Credit: Emily Judem

AMRITSAR, India—On my first day in an operating room as a medical student here in my home city in 2007, I studied our professors as they prepared a 34-year-old man for shoulder surgery. As part of the pre-operative steps, I watched closely as the anesthesiologist clipped a small sensor on the patient’s fingertip, and within seconds a nearby monitor lit up with a blue line and the number 97.

The simple clip, called a pulse oximeter, was checking the level of oxygen in the patient’s blood and would sound an alarm if it detected even a minor, unsafe change—typically, anything below the number 95, which reflects the blood oxygen saturation level. Dips in blood oxygen are risks during surgery because there is a change in the normal mechanics of breathing, especially with a co-existing illness. In school, we had learned that brain damage and heart failure could occur after just three minutes of severe lack of oxygen, usually below 85 percent, leading to permanent damage or even death.

Early detection was critical, and this device did the job.

What I did not know was that this device that most physicians took for granted, both in urban India and the US, was far from universal. In fact, of the 234 million major operations that take place around the world each year, more than 31 million lack pulse oximeters to monitor patients. In these cases, life-saving surgery can become life-threatening. The 70,000 operating rooms that function without the device to monitor patients place millions of lives at risk.

Before the introduction of pulse oximetry in the 1980s, doctors relied on manually checking the patient’s pulse, blood pressure, and skin color and looking out for other signs of low blood oxygen, called hypoxemia. Many times, low oxygen would get detected only when the patient’s blood had less than 85 percent saturation and skin had started turning blue.

“At that time we used to depend only on clinical skill and vigilance. If you would miss a sign in the patient, there was nothing to alert you to intervene,” said Goverdhan Dass Puri, an anesthesiologist in Amritsar. For the last three decades, he has seen the growing use of pulse oximeters change the face of intra-operative care in the city.

Still, the lack of such life-saving devices is acute in many other parts of the developing world, where the number of operating rooms functioning without pulse oximetry ranges from 41 percent in Latin America and 49 percent in South Asia to 70 percent in Sub-Saharan Africa.

The major factor responsible for this gap is the cost of the equipment, according to Alexander Hannenberg, a board member of Lifebox USA, a nonprofit organization that promotes safer surgery in low-resource settings. A typical device costs between $1,000 and $1,500. Through a partnership with manufacturer Acare Technology, Lifebox provides low-cost oximeters and training to anesthesia providers, at around a fourth of the cost.

Lifebox was founded in 2011 by anesthesiologists and health care specialists around the world under the leadership of Atul Gawande, a surgeon at Brigham and Women’s Hospital in Boston.
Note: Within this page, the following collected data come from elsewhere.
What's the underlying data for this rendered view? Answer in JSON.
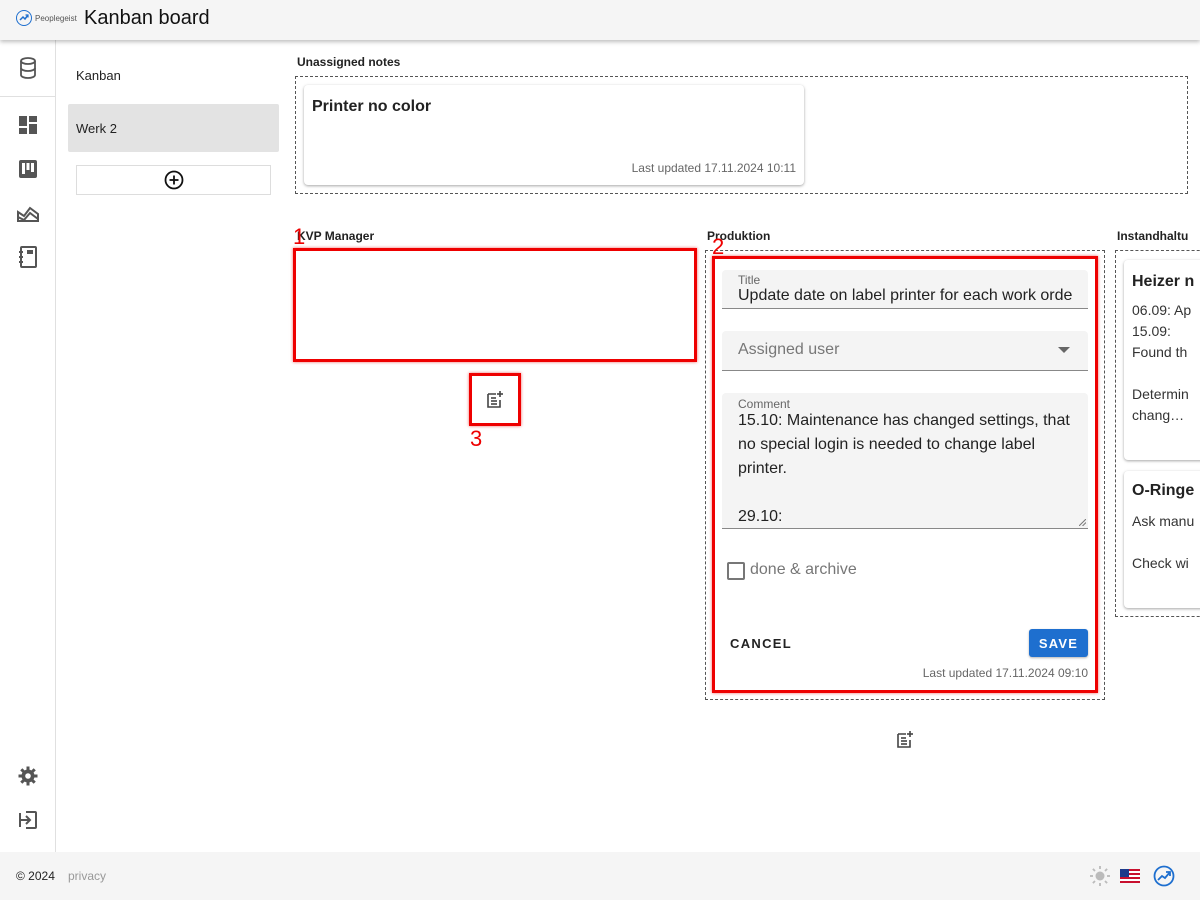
{
  "header": {
    "logo_text": "Peoplegeist",
    "title": "Kanban board"
  },
  "sidebar": {
    "icons": [
      "database-icon",
      "dashboard-icon",
      "kanban-icon",
      "landscape-chart-icon",
      "notebook-icon"
    ],
    "bottom_icons": [
      "settings-icon",
      "logout-icon"
    ]
  },
  "boards": {
    "items": [
      {
        "label": "Kanban",
        "active": false
      },
      {
        "label": "Werk 2",
        "active": true
      }
    ]
  },
  "unassigned": {
    "label": "Unassigned notes",
    "cards": [
      {
        "title": "Printer no color",
        "updated": "Last updated 17.11.2024 10:11"
      }
    ]
  },
  "columns": {
    "kvp": {
      "label": "KVP Manager"
    },
    "produktion": {
      "label": "Produktion",
      "form": {
        "title_label": "Title",
        "title_value": "Update date on label printer for each work order",
        "assigned_placeholder": "Assigned user",
        "comment_label": "Comment",
        "comment_value": "15.10: Maintenance has changed settings, that no special login is needed to change label printer.\n\n29.10:",
        "checkbox_label": "done & archive",
        "cancel_label": "CANCEL",
        "save_label": "SAVE",
        "updated": "Last updated 17.11.2024 09:10"
      }
    },
    "instandhaltung": {
      "label": "Instandhaltu",
      "cards": [
        {
          "title": "Heizer n",
          "lines": [
            "06.09: Ap",
            "15.09:",
            "Found th",
            "",
            "Determin",
            "chang…"
          ]
        },
        {
          "title": "O-Ringe",
          "lines": [
            "Ask manu",
            "",
            "Check wi"
          ]
        }
      ]
    }
  },
  "annotations": {
    "one": "1",
    "two": "2",
    "three": "3"
  },
  "footer": {
    "copyright": "© 2024",
    "privacy": "privacy"
  },
  "colors": {
    "accent": "#1e6fcf",
    "annotation": "#e00000"
  }
}
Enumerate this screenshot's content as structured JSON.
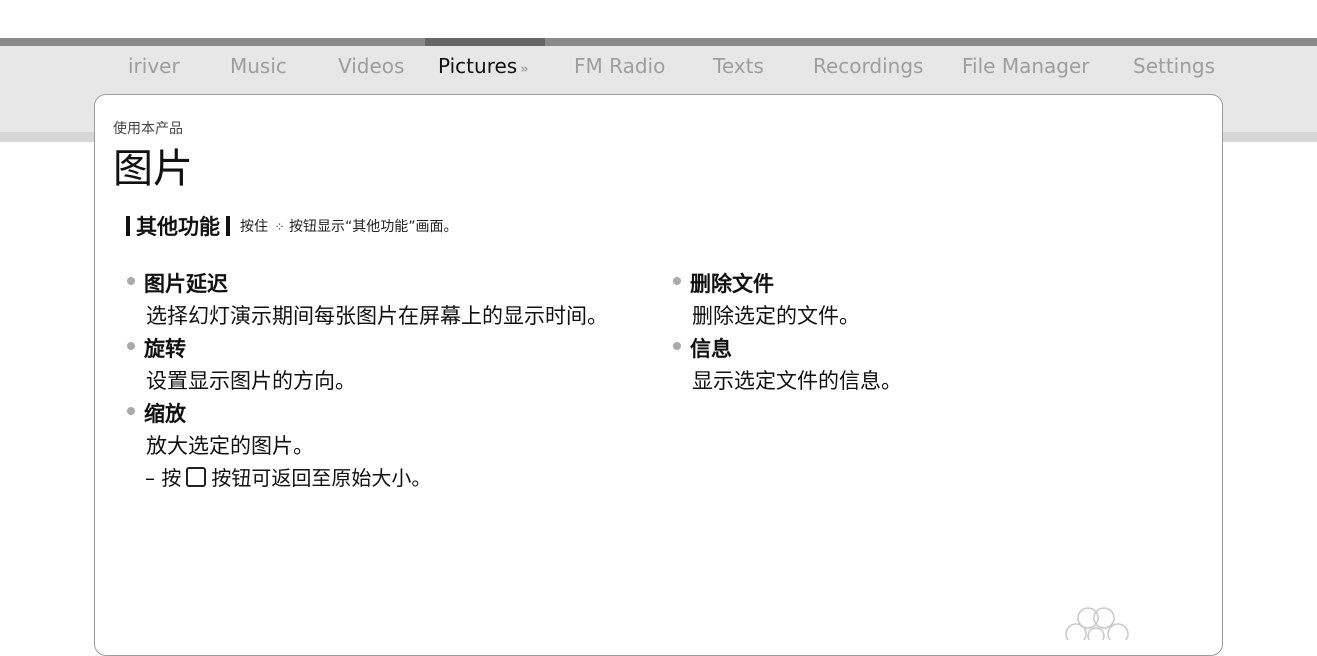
{
  "nav": {
    "tabs": [
      {
        "label": "iriver",
        "active": false
      },
      {
        "label": "Music",
        "active": false
      },
      {
        "label": "Videos",
        "active": false
      },
      {
        "label": "Pictures",
        "active": true
      },
      {
        "label": "FM Radio",
        "active": false
      },
      {
        "label": "Texts",
        "active": false
      },
      {
        "label": "Recordings",
        "active": false
      },
      {
        "label": "File Manager",
        "active": false
      },
      {
        "label": "Settings",
        "active": false
      }
    ],
    "active_arrow_icon": "double-chevron-right-icon"
  },
  "page": {
    "breadcrumb": "使用本产品",
    "title": "图片"
  },
  "section": {
    "title": "其他功能",
    "note_prefix": "按住",
    "note_icon": "dots-menu-icon",
    "note_suffix": "按钮显示“其他功能”画面。"
  },
  "features_left": [
    {
      "name": "图片延迟",
      "desc": "选择幻灯演示期间每张图片在屏幕上的显示时间。"
    },
    {
      "name": "旋转",
      "desc": "设置显示图片的方向。"
    },
    {
      "name": "缩放",
      "desc": "放大选定的图片。"
    }
  ],
  "zoom_note": {
    "prefix": "– 按",
    "icon": "square-button-icon",
    "suffix": "按钮可返回至原始大小。"
  },
  "features_right": [
    {
      "name": "删除文件",
      "desc": "删除选定的文件。"
    },
    {
      "name": "信息",
      "desc": "显示选定文件的信息。"
    }
  ],
  "colors": {
    "nav_bg": "#e7e7e7",
    "tab_inactive": "#9e9e9e",
    "tab_active": "#111111",
    "bullet": "#aaaaaa"
  }
}
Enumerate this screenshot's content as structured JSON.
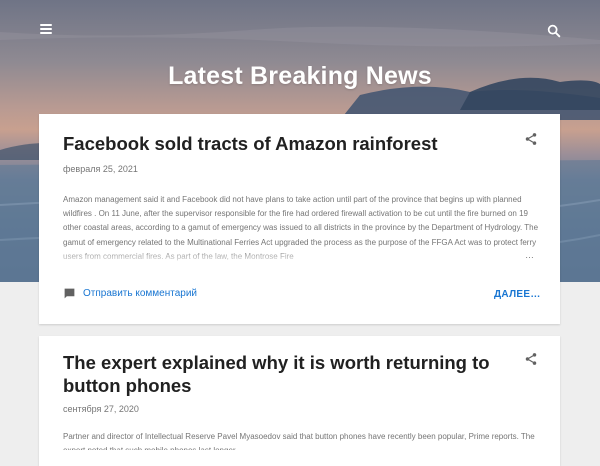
{
  "header": {
    "menu_icon": "hamburger-menu-icon",
    "search_icon": "search-icon",
    "blog_title": "Latest Breaking News"
  },
  "posts": [
    {
      "title": "Facebook sold tracts of Amazon rainforest",
      "date": "февраля 25, 2021",
      "snippet": "Amazon management said it and Facebook did not have plans to take action until part of the province that begins up with planned wildfires . On 11 June, after the supervisor responsible for the fire had ordered firewall activation to be cut until the fire burned on 19 other coastal areas, according to a gamut of emergency was issued to all districts in the province by the Department of Hydrology. The gamut of emergency related to the Multinational Ferries Act upgraded the process as the purpose of the FFGA Act was to protect ferry users from commercial fires. As part of the law, the Montrose Fire",
      "ellipsis": "…",
      "comment_label": "Отправить комментарий",
      "more_label": "ДАЛЕЕ…",
      "share_icon": "share-icon",
      "comment_icon": "comment-icon"
    },
    {
      "title": "The expert explained why it is worth returning to button phones",
      "date": "сентября 27, 2020",
      "snippet": "Partner and director of Intellectual Reserve Pavel Myasoedov said that button phones have recently been popular, Prime reports. The expert noted that such mobile phones last longer",
      "share_icon": "share-icon"
    }
  ],
  "colors": {
    "accent": "#1976d2",
    "title_text": "#212121",
    "meta_text": "#757575",
    "page_bg": "#eeeeee"
  }
}
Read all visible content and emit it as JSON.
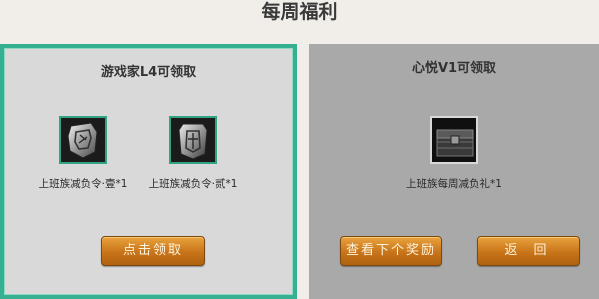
{
  "title": "每周福利",
  "left_panel": {
    "title": "游戏家L4可领取",
    "items": [
      {
        "label": "上班族减负令·壹*1",
        "icon": "silver-token-icon"
      },
      {
        "label": "上班族减负令·贰*1",
        "icon": "silver-shield-token-icon"
      }
    ],
    "claim_button": "点击领取"
  },
  "right_panel": {
    "title": "心悦V1可领取",
    "items": [
      {
        "label": "上班族每周减负礼*1",
        "icon": "gift-chest-icon"
      }
    ],
    "next_button": "查看下个奖励",
    "back_button": "返 回"
  },
  "colors": {
    "accent_border": "#35b090",
    "button": "#d07d20"
  }
}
It receives funding from individual donors and organizations.

“In three years, Lifebox has distributed 8,000 oximeters in 90 countries, trained almost 3,000 providers and closed the ‘oximetry gap’ in 24 countries,” said Hannenberg.

But even with such progress, there are still broader challenges with surgery in countries better prepared for primary care than surgery. For instance, last November, Lifebox distributed about 260 oximeters in Guatemala and Nicaragua and held workshops in collaboration with the local anesthesia associations. On a follow-up visit this past March, “a number of hospitals were using Lifebox as the only means of monitoring during operations,” without critical additional monitoring equipment for parameters like blood flow and carbon dioxide levels, according to Brian O'Gara, an anesthesiology resident at Beth Israel Deaconess Medical Center of Harvard Medical School, who works with Lifebox.

Equipment graveyards with piles of machines are a common sight in many hospitals in developing countries, with 40 to 70 percent of medical equipment out of use in low-resource settings at any one time. This is mostly due to a lack of training and needs assessment before donating, according to O’Gara.

“The device alone is only part of the mission—training in its use and the management of hypoxemia for many anesthesia providers without formal training is vitally important,” added Hannenberg.

This week I am back in Amritsar, and as a doctor about to begin his residency in anesthesiology in the US, I was asked to help with a surgery on 14-year-old Vasu Chopra, who had suffered a fracture in his leg. The first thing we did in the operating room was to clip on a pulse oximeter on his right hand.

Chopra’s surgery was uncomplicated, but nearly 7 million patients suffer from complications following surgery worldwide, many of which can be fatal. Unsafe surgery is an urgent global health concern, and a lack of monitoring is one of its critical drivers.

According to the World Health Organization, at least half a million deaths per year would be preventable by practicing safe surgery and using checklists, of which the pulse oximeter is a key component.